Blending science, tragedy, love, and hope, the book invites readers to reconsider humanity’s relationship with the natural world. As Powers writes: “When you cut down a tree, what you make from it should be at least as miraculous as what you cut down.”
The Dream Hotel by Laila Lalami
Topic: Technology Recommended by: Harriet Jackson, Co-Team Head of Sustainable Food Debt Africa at responsAbility
Set in the near future, The Dream Hotel follows a mother detained at the U.S. border for “crime prevention” after an algorithm determines that her violent dreams make her a risk to society.
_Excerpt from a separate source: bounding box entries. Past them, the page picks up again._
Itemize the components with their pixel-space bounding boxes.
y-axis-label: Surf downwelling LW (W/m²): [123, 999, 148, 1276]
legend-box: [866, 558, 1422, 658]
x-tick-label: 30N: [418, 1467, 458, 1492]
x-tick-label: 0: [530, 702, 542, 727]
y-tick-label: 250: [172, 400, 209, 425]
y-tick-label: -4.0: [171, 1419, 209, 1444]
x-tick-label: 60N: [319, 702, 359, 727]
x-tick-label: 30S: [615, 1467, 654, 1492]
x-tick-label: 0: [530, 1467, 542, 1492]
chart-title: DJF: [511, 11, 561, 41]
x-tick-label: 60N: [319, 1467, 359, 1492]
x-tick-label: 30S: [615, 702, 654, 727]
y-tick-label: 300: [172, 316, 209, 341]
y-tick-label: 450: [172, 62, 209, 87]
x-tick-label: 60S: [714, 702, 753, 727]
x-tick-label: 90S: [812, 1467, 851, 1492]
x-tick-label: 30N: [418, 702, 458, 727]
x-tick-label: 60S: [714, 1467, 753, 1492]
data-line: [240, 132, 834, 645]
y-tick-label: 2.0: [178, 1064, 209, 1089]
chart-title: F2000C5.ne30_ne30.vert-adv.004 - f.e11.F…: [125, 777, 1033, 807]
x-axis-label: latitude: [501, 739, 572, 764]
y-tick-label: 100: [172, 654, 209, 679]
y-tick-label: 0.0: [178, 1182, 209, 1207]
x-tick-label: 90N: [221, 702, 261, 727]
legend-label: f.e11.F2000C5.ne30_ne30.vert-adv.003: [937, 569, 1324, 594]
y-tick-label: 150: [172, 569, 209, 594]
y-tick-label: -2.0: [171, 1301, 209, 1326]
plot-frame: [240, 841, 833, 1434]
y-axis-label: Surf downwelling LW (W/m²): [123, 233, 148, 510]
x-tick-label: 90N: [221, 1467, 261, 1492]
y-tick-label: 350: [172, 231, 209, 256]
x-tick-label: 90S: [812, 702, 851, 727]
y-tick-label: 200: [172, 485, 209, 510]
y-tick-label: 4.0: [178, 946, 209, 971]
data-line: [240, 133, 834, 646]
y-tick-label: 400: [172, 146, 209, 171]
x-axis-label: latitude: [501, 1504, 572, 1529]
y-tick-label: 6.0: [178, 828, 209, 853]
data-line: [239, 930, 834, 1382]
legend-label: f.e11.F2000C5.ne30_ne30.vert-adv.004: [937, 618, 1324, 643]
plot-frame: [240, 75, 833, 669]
What unfolds is a powerful exploration of unregulated privatization, the perverse incentives of private prisons, the promise and dangers of AI, societal complacency, and the role of luck. The protagonist’s ordeal begins when she agrees to a sleep-aid device implanted in her brain, unaware that the fine print allows her dreams to be monitored and shared with a government “Risk Agency.”
Moral Ambition by Rutger Bregman
Topics: Biodiversity, Sustainability, Economics Recommended by: Philipp Waeber, Chief Economist at responsAbility.
Rutger Bregman’s Moral Ambition is a compelling call to rethink what we consider a successful life. He argues that talent is too often channeled into careers maximizing income or prestige rather than impact, even as the world faces urgent challenges requiring capable people.
One striking observation is how many workers themselves feel their jobs add little value, with more than a third of employees in banking, ICT, and marketing describing their work as “useless.” Against this backdrop, Bregman invites readers to adopt “moral ambition”: the drive to use their skills where they can do the most good. Through sharp analysis and vivid examples, he shows how meaningful change becomes possible when ambition and purpose align. The book is an inspiring call to go out there and make a difference.
The 100 Trillion Dollar Wealth Transfer by Ken Costa
Topics: Sustainability, Finance Recommended by: Paul Hailey, Head of Impact & ESG at responsAbility
Over the next decade, an unprecedented transfer of wealth will take place as assets move from the baby boomer generation to younger generations. Never before has so much wealth—across housing, land, equities, and cash—shifted hands so quickly, nor has the receiving generation viewed the future of capitalism and the planet so differently.
Ken Costa explores both the trends behind this shift and its far-reaching implications, particularly as Millennials and Gen Z reassess how capital should be deployed in a changing world.
The Windup Girl by Paolo Bacigalupi
Topics: Resource Scarcity, Biotechnology, Food Systems Recommended by: Vinbosco Tomy, Associate Products & Structuring at responsAbility
Set in a future, flooded Bangkok, The Windup Girl follows Emiko, a genetically engineered woman struggling to survive in a world marked by climate collapse and extreme inequality. Food is scarce, powerful corporations dominate economies, and biotechnology shapes global power dynamics.
Fast-paced and imaginative, the novel offers a compelling lens on climate change, resource scarcity, and the possible futures of global food systems.